Claude Leroy critique la réforme de la CAN et l’influence européenne

La récente annonce de la Confédération Africaine de Football (CAF) concernant la modification de la périodicité de la Coupe d’Afrique des Nations suscite des critiques. L’entraîneur français Claude Leroy, figure historique du football sur le continent, a exprimé son désaccord avec cette décision lors d’une prise de parole médiatique.
Une réforme contestée et un manque de consultation
Claude Leroy a indiqué que plusieurs présidents de fédérations nationales africaines n’avaient pas été consultés en amont de ce changement majeur. Selon lui, ces responsables auraient découvert la nouvelle en même temps que le public, lors de la conférence de presse officielle du président de la CAF, Patrice Motsepe. Cette absence de concertation soulève des interrogations sur les processus décisionnels au sein de l’instance dirigeante.

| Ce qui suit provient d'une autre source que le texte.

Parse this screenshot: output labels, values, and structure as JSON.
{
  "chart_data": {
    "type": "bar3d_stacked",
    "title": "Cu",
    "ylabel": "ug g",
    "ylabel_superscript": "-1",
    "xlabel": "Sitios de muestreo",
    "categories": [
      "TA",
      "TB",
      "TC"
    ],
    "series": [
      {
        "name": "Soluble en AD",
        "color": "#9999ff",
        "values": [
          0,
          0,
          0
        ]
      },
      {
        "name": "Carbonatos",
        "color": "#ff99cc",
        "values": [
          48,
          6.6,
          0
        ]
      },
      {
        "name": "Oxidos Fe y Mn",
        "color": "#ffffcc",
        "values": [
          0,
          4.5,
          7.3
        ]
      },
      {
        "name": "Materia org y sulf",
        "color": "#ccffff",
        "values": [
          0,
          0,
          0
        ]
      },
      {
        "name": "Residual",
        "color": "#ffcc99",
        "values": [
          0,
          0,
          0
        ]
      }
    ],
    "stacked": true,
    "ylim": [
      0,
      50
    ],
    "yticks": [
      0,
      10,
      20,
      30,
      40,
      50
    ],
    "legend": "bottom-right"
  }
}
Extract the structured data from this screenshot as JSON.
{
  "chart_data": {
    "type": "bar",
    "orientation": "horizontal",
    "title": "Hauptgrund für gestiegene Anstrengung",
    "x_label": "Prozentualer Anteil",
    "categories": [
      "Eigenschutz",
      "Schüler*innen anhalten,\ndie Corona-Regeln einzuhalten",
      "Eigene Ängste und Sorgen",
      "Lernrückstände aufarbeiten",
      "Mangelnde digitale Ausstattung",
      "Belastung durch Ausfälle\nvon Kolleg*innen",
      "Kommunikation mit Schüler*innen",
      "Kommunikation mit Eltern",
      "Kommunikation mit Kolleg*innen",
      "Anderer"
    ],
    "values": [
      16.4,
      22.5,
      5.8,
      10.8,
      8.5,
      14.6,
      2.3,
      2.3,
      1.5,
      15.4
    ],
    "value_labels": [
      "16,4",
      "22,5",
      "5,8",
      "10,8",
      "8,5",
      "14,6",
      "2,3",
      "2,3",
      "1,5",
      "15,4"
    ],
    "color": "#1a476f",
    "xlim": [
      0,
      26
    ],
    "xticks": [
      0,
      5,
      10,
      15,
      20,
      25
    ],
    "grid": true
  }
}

L’ancien sélectionneur, qui a dirigé plusieurs équipes nationales africaines, s’interroge sur la capacité du football africain à tracer sa propre voie sans subir d’influences externes. Il souligne la nécessité pour les acteurs du continent de reprendre la main sur leur calendrier et leurs priorités sportives.
La question de l’hégémonie des clubs européens
Le débat dépasse la simple question du calendrier. Claude Leroy associe directement cette réforme à la pression exercée par les grands clubs européens, soucieux de disposer de leurs joueurs africains plus régulièrement. Il dénonce une forme de dépendance qui, selon lui, entrave l’autonomie et le développement du football africain.
Pour le technicien, l’allongement de l’intervalle entre deux éditions de la CAN constitue une concession aux intérêts des championnats européens, potentiellement au détriment de la dynamique et de la visibilité du football continental africain. Cette position reflète une préoccupation plus large sur l’équilibre des pouvoirs dans le football mondial et la place qu’y occupe l’Afrique.
La polémique déclenchée par ces déclarations met en lumière les tensions entre les impératifs sportifs locaux, les ambitions des instances continentales et les réalités économiques d’un football globalisé où les joueurs africains sont des acteurs majeurs.